The secondary endpoint was the change between treatment groups from baseline to day 43 in the QMG. The QMG is a 13-item categorical grading system that assesses muscle weakness. Each item is assessed on a 4-point scale where a score of 0 represents no weakness and a score of 3 represents severe weakness. A total possible score ranges from 0 to 39, where higher scores indicate more severe impairment.

A statistically significant difference favoring rozanolixizumab-noli was observed in the QMG total score change from baseline (-5.4 points and -6.7 points in rozanolixizumab-noli-treated group at approximately 7 mg/kg and 10 mg/kg dose level, respectively, versus -1.9 points in the placebo-treated group [p<0.001]).

For the detailed results, see the Clinical Studies section of the DAILYMED drug label information.

How supplied/storage and handling

How supplied

Rozanolixizumab-noli injection is a sterile, preservative-free, clear to slightly opalescent, colorless to pale brownish yellow solution supplied as:

Storage and handling

Store vials refrigerated at 36°F to 46°F (2°C to 8°C) in the original carton to protect from light until the time of use. Do not freeze. Do not shake.
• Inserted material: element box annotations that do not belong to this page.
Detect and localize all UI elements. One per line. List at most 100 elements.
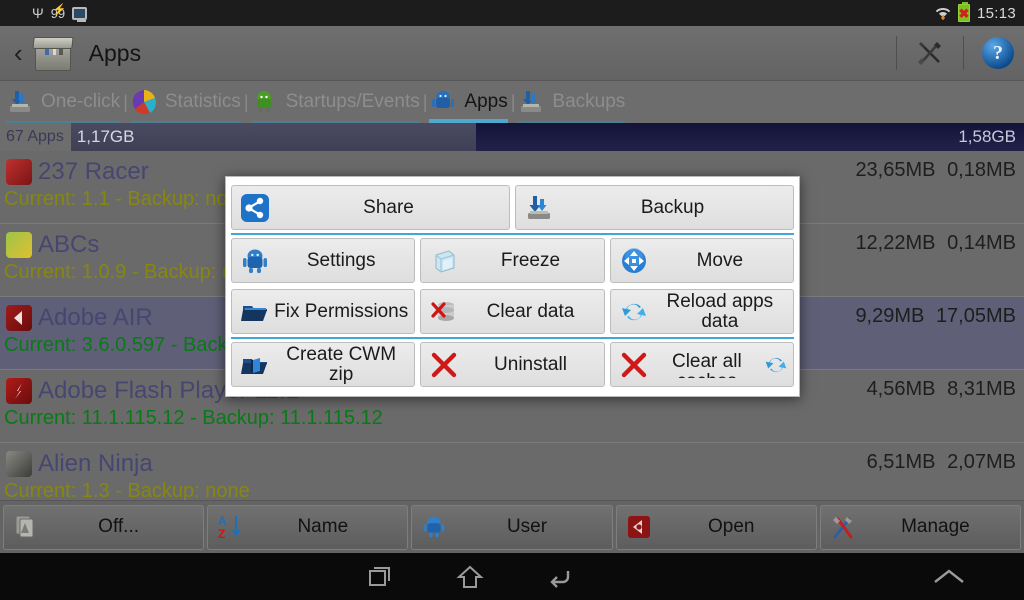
tab-bar: One-click | Statistics | xyxy=(0,81,1024,123)
sort-button[interactable]: A Z Name xyxy=(207,505,408,550)
uninstall-button[interactable]: Uninstall xyxy=(420,342,604,387)
tab-startups-events[interactable]: Startups/Events xyxy=(251,81,420,123)
move-button[interactable]: Move xyxy=(610,238,794,283)
recents-button[interactable] xyxy=(335,564,425,590)
clear-all-caches-button[interactable]: Clear all caches xyxy=(610,342,794,387)
app-actions-dialog: Share Backup xyxy=(225,176,800,397)
tab-separator: | xyxy=(241,92,251,113)
app-size-data: 17,05MB xyxy=(936,305,1016,327)
recents-icon xyxy=(367,564,393,590)
green-android-icon xyxy=(251,88,279,116)
tab-label: Statistics xyxy=(165,91,241,113)
button-label: Backup xyxy=(556,198,789,218)
share-button[interactable]: Share xyxy=(231,185,510,230)
button-label: Settings xyxy=(272,251,410,271)
back-icon xyxy=(546,564,574,590)
freeze-button[interactable]: Freeze xyxy=(420,238,604,283)
open-button[interactable]: Open xyxy=(616,505,817,550)
app-icon xyxy=(6,159,32,185)
ice-cube-icon xyxy=(429,246,459,276)
tab-apps[interactable]: Apps xyxy=(429,81,507,123)
button-label: Uninstall xyxy=(461,355,599,375)
clock-label: 15:13 xyxy=(977,5,1016,22)
tab-one-click[interactable]: One-click xyxy=(6,81,120,123)
app-sizes: 12,22MB 0,14MB xyxy=(855,232,1016,255)
user-filter-button[interactable]: User xyxy=(411,505,612,550)
button-label: Off... xyxy=(40,516,203,538)
back-button[interactable] xyxy=(515,564,605,590)
app-size-data: 8,31MB xyxy=(947,378,1016,400)
tab-label: Backups xyxy=(552,91,625,113)
app-size-apk: 9,29MB xyxy=(855,305,924,327)
button-label: Manage xyxy=(857,516,1020,538)
usb-icon: Ψ xyxy=(32,5,44,21)
move-arrows-icon xyxy=(619,246,649,276)
blue-android-icon xyxy=(429,88,457,116)
dialog-row: Settings Freeze xyxy=(231,233,794,286)
app-size-apk: 12,22MB xyxy=(855,232,935,254)
expand-button[interactable] xyxy=(904,567,994,587)
tab-statistics[interactable]: Statistics xyxy=(130,81,241,123)
table-row[interactable]: Alien Ninja 6,51MB 2,07MB Current: 1.3 -… xyxy=(0,443,1024,500)
bottom-toolbar: Off... A Z Name xyxy=(0,500,1024,553)
backup-arrow-icon xyxy=(524,193,554,223)
dialog-row: Fix Permissions Clear data xyxy=(231,286,794,337)
home-button[interactable] xyxy=(425,564,515,590)
tools-icon xyxy=(829,513,857,541)
android-screen: Ψ ⚡ 99 ✖ 15:13 ‹ xyxy=(0,0,1024,600)
app-size-data: 2,07MB xyxy=(947,451,1016,473)
tab-backups[interactable]: Backups xyxy=(517,81,625,123)
back-button[interactable]: ‹ xyxy=(10,40,31,66)
refresh-icon xyxy=(763,352,789,378)
app-icon xyxy=(6,232,32,258)
backup-arrow-icon xyxy=(517,88,545,116)
charging-count-icon: ⚡ 99 xyxy=(51,6,65,21)
tab-separator: | xyxy=(508,92,518,113)
tab-separator: | xyxy=(120,92,130,113)
help-icon[interactable]: ? xyxy=(982,37,1014,69)
button-label: Name xyxy=(244,516,407,538)
svg-text:Z: Z xyxy=(218,527,225,541)
button-label: Reload apps data xyxy=(651,292,789,332)
storage-bar: 67 Apps 1,17GB 1,58GB xyxy=(0,123,1024,151)
page-title: Apps xyxy=(89,40,141,67)
app-icon xyxy=(6,305,32,331)
button-label: Move xyxy=(651,251,789,271)
tools-icon[interactable] xyxy=(915,38,945,68)
app-sizes: 23,65MB 0,18MB xyxy=(855,159,1016,182)
create-cwm-zip-button[interactable]: Create CWM zip xyxy=(231,342,415,387)
app-name: Alien Ninja xyxy=(38,450,153,478)
folder-book-icon xyxy=(240,350,270,380)
tab-separator: | xyxy=(420,92,430,113)
button-label: Freeze xyxy=(461,251,599,271)
app-size-apk: 23,65MB xyxy=(855,159,935,181)
button-label: Fix Permissions xyxy=(272,302,410,322)
battery-x-glyph: ✖ xyxy=(959,5,969,21)
adobe-air-icon xyxy=(625,513,653,541)
fix-permissions-button[interactable]: Fix Permissions xyxy=(231,289,415,334)
manage-button[interactable]: Manage xyxy=(820,505,1021,550)
storage-used-label: 1,17GB xyxy=(77,127,135,147)
status-bar-right: ✖ 15:13 xyxy=(935,4,1016,22)
monitor-icon xyxy=(72,7,87,20)
app-size-apk: 4,56MB xyxy=(867,378,936,400)
wifi-icon xyxy=(935,6,951,20)
backup-button[interactable]: Backup xyxy=(515,185,794,230)
filter-button[interactable]: Off... xyxy=(3,505,204,550)
button-label: Clear data xyxy=(461,302,599,322)
status-bar: Ψ ⚡ 99 ✖ 15:13 xyxy=(0,0,1024,26)
filter-icon xyxy=(12,513,40,541)
battery-error-icon: ✖ xyxy=(958,4,970,22)
reload-apps-data-button[interactable]: Reload apps data xyxy=(610,289,794,334)
dialog-row: Share Backup xyxy=(231,182,794,233)
status-bar-left: Ψ ⚡ 99 xyxy=(8,5,87,21)
navigation-bar xyxy=(0,553,1024,600)
clear-data-button[interactable]: Clear data xyxy=(420,289,604,334)
blue-android-icon xyxy=(240,246,270,276)
action-bar: ‹ Apps ? xyxy=(0,26,1024,81)
app-version-detail: Current: 11.1.115.12 - Backup: 11.1.115.… xyxy=(0,408,1024,428)
app-name: 237 Racer xyxy=(38,158,149,186)
app-name: ABCs xyxy=(38,231,99,259)
button-label: User xyxy=(448,516,611,538)
settings-button[interactable]: Settings xyxy=(231,238,415,283)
If needed, vials may be stored at room temperature up to 77°F (25°C) for a single period of up to 20 days in the original carton to protect the vial from light. Once a vial has been stored at room temperature, it should not be returned to the refrigerator. The discard date is 20 days after removal of the vial from the refrigerator. Write the discard date in the space provided on the carton. Discard the vial if not used within 20 days or if the expiration date has passed, whichever occurs first.
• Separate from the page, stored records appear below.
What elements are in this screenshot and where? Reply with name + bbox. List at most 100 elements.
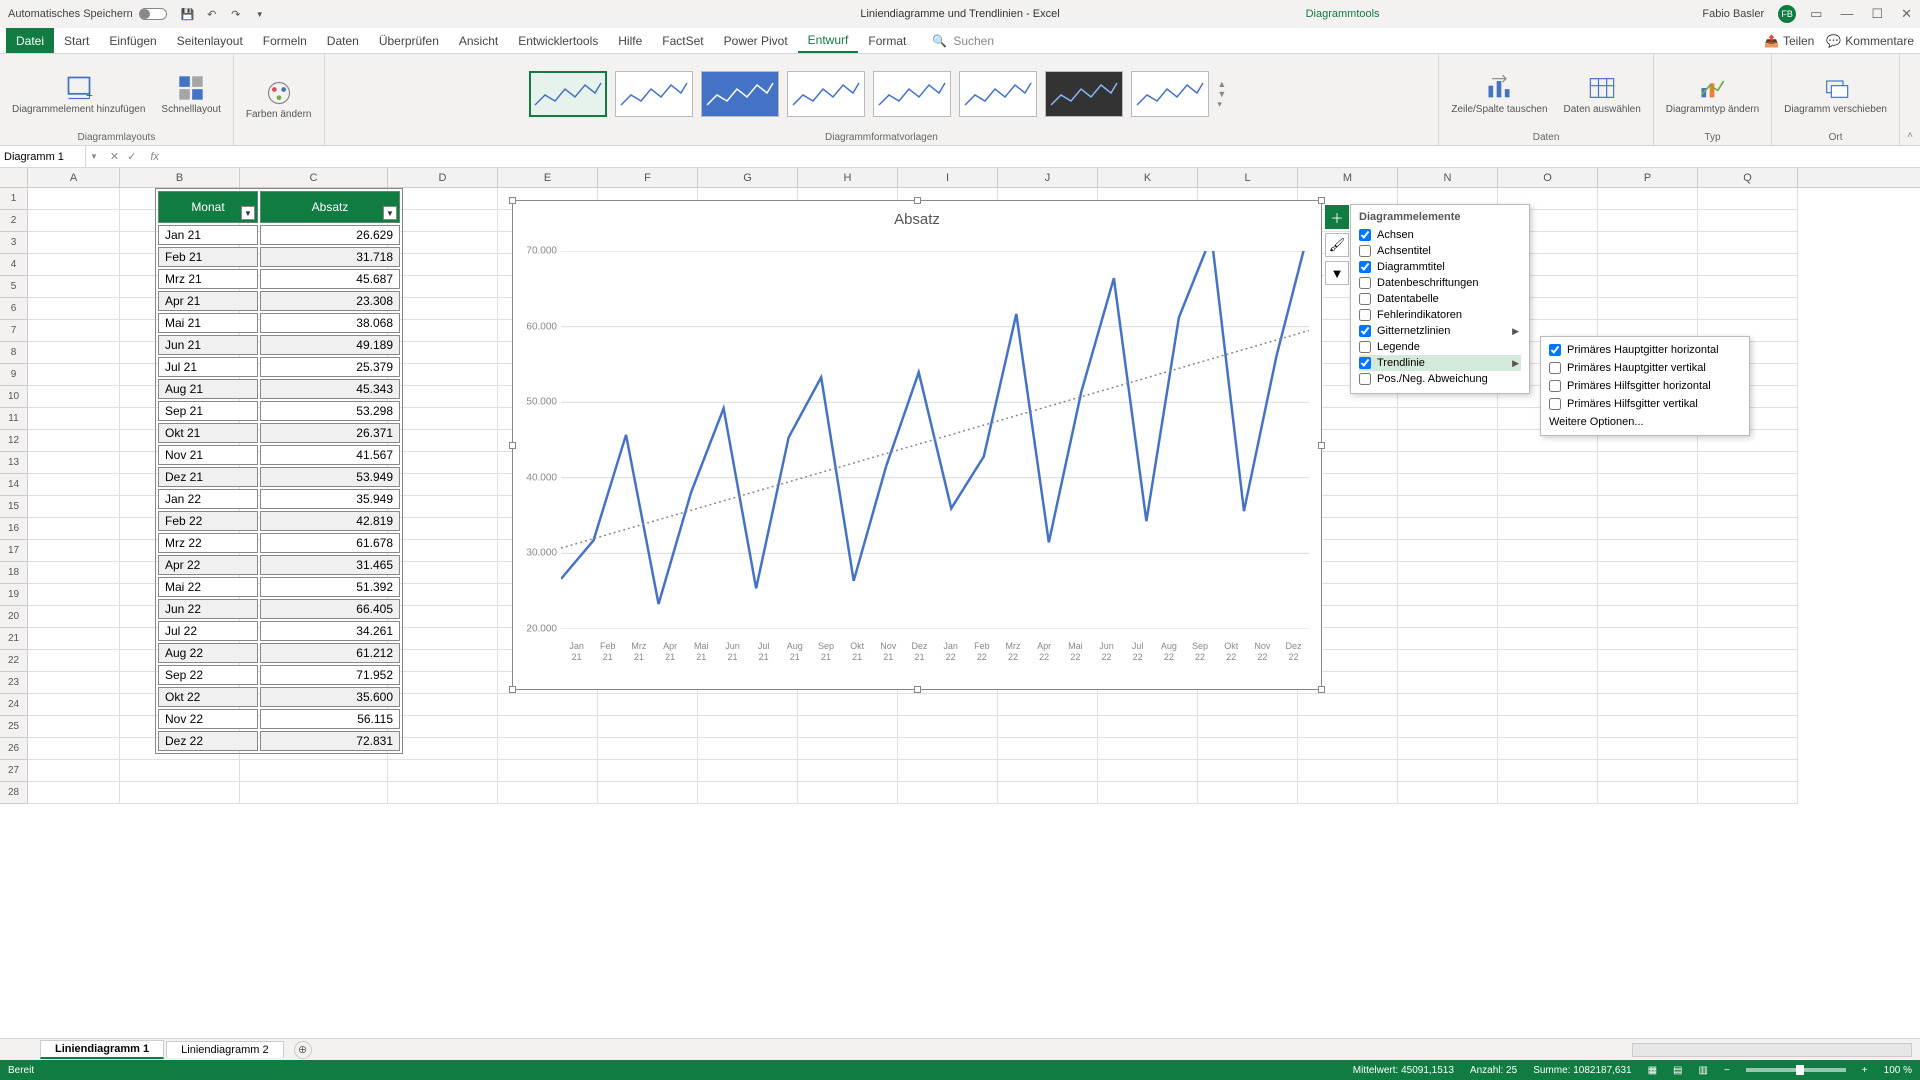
tab-start[interactable]: Start	[54, 28, 99, 53]
view-layout-icon[interactable]: ▤	[1673, 1065, 1682, 1076]
cell[interactable]	[1198, 738, 1298, 760]
chart-elements-button[interactable]: ＋	[1325, 205, 1349, 229]
cell[interactable]	[1398, 694, 1498, 716]
row-header[interactable]: 11	[0, 408, 28, 430]
cell[interactable]	[1298, 694, 1398, 716]
chart-resize-handle[interactable]	[1318, 686, 1325, 693]
table-row[interactable]: Jul 2234.261	[158, 621, 400, 641]
cell[interactable]	[1698, 782, 1798, 804]
row-header[interactable]: 24	[0, 694, 28, 716]
tab-power pivot[interactable]: Power Pivot	[714, 28, 798, 53]
redo-icon[interactable]: ↷	[229, 7, 243, 21]
column-header[interactable]: Q	[1698, 168, 1798, 187]
cell[interactable]	[388, 298, 498, 320]
row-header[interactable]: 3	[0, 232, 28, 254]
chart-style-thumb[interactable]	[615, 71, 693, 117]
cell[interactable]	[1098, 760, 1198, 782]
tab-einfügen[interactable]: Einfügen	[99, 28, 166, 53]
chart-styles-button[interactable]: 🖌	[1325, 233, 1349, 257]
cell[interactable]	[1198, 694, 1298, 716]
checkbox-icon[interactable]	[1359, 373, 1371, 385]
cell[interactable]	[498, 716, 598, 738]
row-header[interactable]: 6	[0, 298, 28, 320]
row-header[interactable]: 25	[0, 716, 28, 738]
switch-row-col-button[interactable]: Zeile/Spalte tauschen	[1447, 72, 1551, 117]
cell[interactable]	[1698, 518, 1798, 540]
fx-icon[interactable]: fx	[150, 151, 159, 163]
cell[interactable]	[388, 232, 498, 254]
cell[interactable]	[1398, 430, 1498, 452]
column-header[interactable]: N	[1398, 168, 1498, 187]
checkbox-icon[interactable]	[1359, 277, 1371, 289]
column-header[interactable]: B	[120, 168, 240, 187]
cell[interactable]	[1698, 452, 1798, 474]
filter-icon[interactable]: ▼	[241, 206, 255, 220]
cell[interactable]	[1598, 738, 1698, 760]
comments-button[interactable]: 💬 Kommentare	[1826, 34, 1914, 48]
cell[interactable]	[1698, 276, 1798, 298]
cell[interactable]	[28, 518, 120, 540]
cell[interactable]	[1698, 584, 1798, 606]
cell[interactable]	[1398, 738, 1498, 760]
cell[interactable]	[1398, 496, 1498, 518]
cell[interactable]	[1698, 254, 1798, 276]
horizontal-scrollbar[interactable]	[1632, 1043, 1912, 1057]
cell[interactable]	[1298, 716, 1398, 738]
worksheet-grid[interactable]: ABCDEFGHIJKLMNOPQ 1234567891011121314151…	[0, 168, 1920, 1038]
cell[interactable]	[1498, 628, 1598, 650]
checkbox-icon[interactable]	[1359, 229, 1371, 241]
cell[interactable]	[28, 386, 120, 408]
row-header[interactable]: 1	[0, 188, 28, 210]
cell[interactable]	[1698, 628, 1798, 650]
cell[interactable]	[698, 694, 798, 716]
enter-formula-icon[interactable]: ✓	[127, 150, 136, 163]
column-header[interactable]: P	[1598, 168, 1698, 187]
cell[interactable]	[1498, 584, 1598, 606]
add-sheet-button[interactable]: ⊕	[294, 1041, 312, 1059]
tab-file[interactable]: Datei	[6, 28, 54, 53]
cell[interactable]	[798, 738, 898, 760]
cancel-formula-icon[interactable]: ✕	[110, 150, 119, 163]
cell[interactable]	[1198, 716, 1298, 738]
cell[interactable]	[28, 430, 120, 452]
cell[interactable]	[1698, 496, 1798, 518]
cell[interactable]	[28, 210, 120, 232]
cell[interactable]	[1698, 606, 1798, 628]
column-header[interactable]: E	[498, 168, 598, 187]
cell[interactable]	[28, 408, 120, 430]
gridline-option[interactable]: Primäres Hauptgitter horizontal	[1549, 341, 1741, 359]
cell[interactable]	[998, 716, 1098, 738]
chart-resize-handle[interactable]	[914, 686, 921, 693]
tab-daten[interactable]: Daten	[317, 28, 369, 53]
cell[interactable]	[1498, 518, 1598, 540]
cell[interactable]	[28, 540, 120, 562]
cell[interactable]	[898, 760, 998, 782]
cell[interactable]	[1598, 694, 1698, 716]
avatar[interactable]: FB	[1778, 5, 1796, 23]
cell[interactable]	[1598, 298, 1698, 320]
row-header[interactable]: 18	[0, 562, 28, 584]
cell[interactable]	[1498, 650, 1598, 672]
cell[interactable]	[1198, 782, 1298, 804]
cell[interactable]	[1598, 562, 1698, 584]
chart-element-option[interactable]: Datentabelle	[1359, 291, 1521, 307]
cell[interactable]	[1398, 606, 1498, 628]
cell[interactable]	[1698, 650, 1798, 672]
checkbox-icon[interactable]	[1549, 398, 1561, 410]
minimize-icon[interactable]: —	[1840, 6, 1853, 22]
cell[interactable]	[1398, 584, 1498, 606]
cell[interactable]	[898, 716, 998, 738]
cell[interactable]	[1398, 562, 1498, 584]
chart-title[interactable]: Absatz	[513, 211, 1321, 228]
column-header[interactable]: A	[28, 168, 120, 187]
table-row[interactable]: Apr 2123.308	[158, 291, 400, 311]
table-row[interactable]: Aug 2145.343	[158, 379, 400, 399]
column-header[interactable]: K	[1098, 168, 1198, 187]
cell[interactable]	[1498, 606, 1598, 628]
cell[interactable]	[1698, 716, 1798, 738]
cell[interactable]	[28, 672, 120, 694]
tab-format[interactable]: Format	[858, 28, 916, 53]
chart-element-option[interactable]: Gitternetzlinien▶	[1359, 323, 1521, 339]
cell[interactable]	[1698, 210, 1798, 232]
checkbox-icon[interactable]	[1359, 341, 1371, 353]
Patient counseling information

Infections

Instruct patients to report any history of infections to their healthcare provider and to contact their healthcare provider if they develop any symptoms of an infection.

Vaccinations

Advise patients to complete age-appropriate vaccines according to immunization guidelines before initiation of a new treatment cycle with rozanolixizumab-noli. Administration of live or live-attenuated vaccines is not recommended during treatment with rozanolixizumab-noli.

Aseptic meningitis

Inform patients that rozanolixizumab-noli could cause aseptic meningitis. Instruct patients to contact their healthcare provider if symptoms consistent with meningitis develop.

Hypersensitivity reactions

Inform patients about the signs and symptoms of hypersensitivity reactions. Advise patients to contact their healthcare provider immediately for signs or symptoms of hypersensitivity reactions.